Femoral compartment syndrome due to haemangiosarcoma in the semimembranosus muscle in a dog.
- PubMed: 16674725
A five-year-old, entire male German shepherd dog was presented to the Veterinary Teaching Hospital-Koret School of Veterinary Medicine because of an acute, painful swelling of the right thigh and severe lameness of two-weeks duration. On physical examination, a firm and painful mass was detected in the hamstring region. Radiography and ultrasonography revealed a soft tissue mass, with a 250 cc fluid accumulation craniomedial to it.

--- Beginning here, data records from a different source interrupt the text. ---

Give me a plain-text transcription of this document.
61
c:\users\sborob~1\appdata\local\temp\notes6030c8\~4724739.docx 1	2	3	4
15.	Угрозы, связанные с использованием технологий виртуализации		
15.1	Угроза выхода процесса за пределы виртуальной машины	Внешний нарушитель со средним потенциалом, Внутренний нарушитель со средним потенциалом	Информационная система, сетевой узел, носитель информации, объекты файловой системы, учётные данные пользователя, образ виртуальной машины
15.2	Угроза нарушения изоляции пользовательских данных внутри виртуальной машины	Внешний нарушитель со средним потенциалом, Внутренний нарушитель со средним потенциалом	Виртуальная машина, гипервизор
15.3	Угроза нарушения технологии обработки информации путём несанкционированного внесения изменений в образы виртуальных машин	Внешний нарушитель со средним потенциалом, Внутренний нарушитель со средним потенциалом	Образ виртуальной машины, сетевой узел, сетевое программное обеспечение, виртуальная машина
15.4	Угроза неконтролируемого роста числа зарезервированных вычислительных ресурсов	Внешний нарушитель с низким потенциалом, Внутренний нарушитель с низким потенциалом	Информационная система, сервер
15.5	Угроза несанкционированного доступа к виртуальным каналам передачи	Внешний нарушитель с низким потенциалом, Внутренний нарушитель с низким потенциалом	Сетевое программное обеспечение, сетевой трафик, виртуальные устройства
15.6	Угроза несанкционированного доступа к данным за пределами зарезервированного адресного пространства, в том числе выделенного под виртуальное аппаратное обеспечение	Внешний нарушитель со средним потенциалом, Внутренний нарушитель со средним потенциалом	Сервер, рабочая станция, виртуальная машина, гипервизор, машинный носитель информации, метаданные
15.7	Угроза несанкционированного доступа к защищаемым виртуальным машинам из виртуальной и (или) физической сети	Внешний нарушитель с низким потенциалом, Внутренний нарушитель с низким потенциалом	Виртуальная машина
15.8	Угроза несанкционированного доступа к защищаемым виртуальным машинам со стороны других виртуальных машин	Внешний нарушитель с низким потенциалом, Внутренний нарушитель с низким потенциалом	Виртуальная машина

Intracompartmental pressure measurement with a Wick catheter demonstrated significantly elevated pressure within the right caudal femoral compartment (25 to 28 mmHg compared with 5 to 7 mmHg in the unaffected leg). Surgical exploration of the area was undertaken, fasciotomy and mass excision were performed, and resolution of the clinical signs was achieved. The mass was identified by histopathology results as haemangiosarcoma. Two and a half months after surgery, which was followed by adjunct chemotherapy (doxorubicin), the dog was readmitted with a subcutaneous mass in the same area, although he was not lame at this time. Radiographs of the thoracic cavity demonstrated widely disseminated metastases in the lungs. At that point, the owner elected to have the dog euthanased.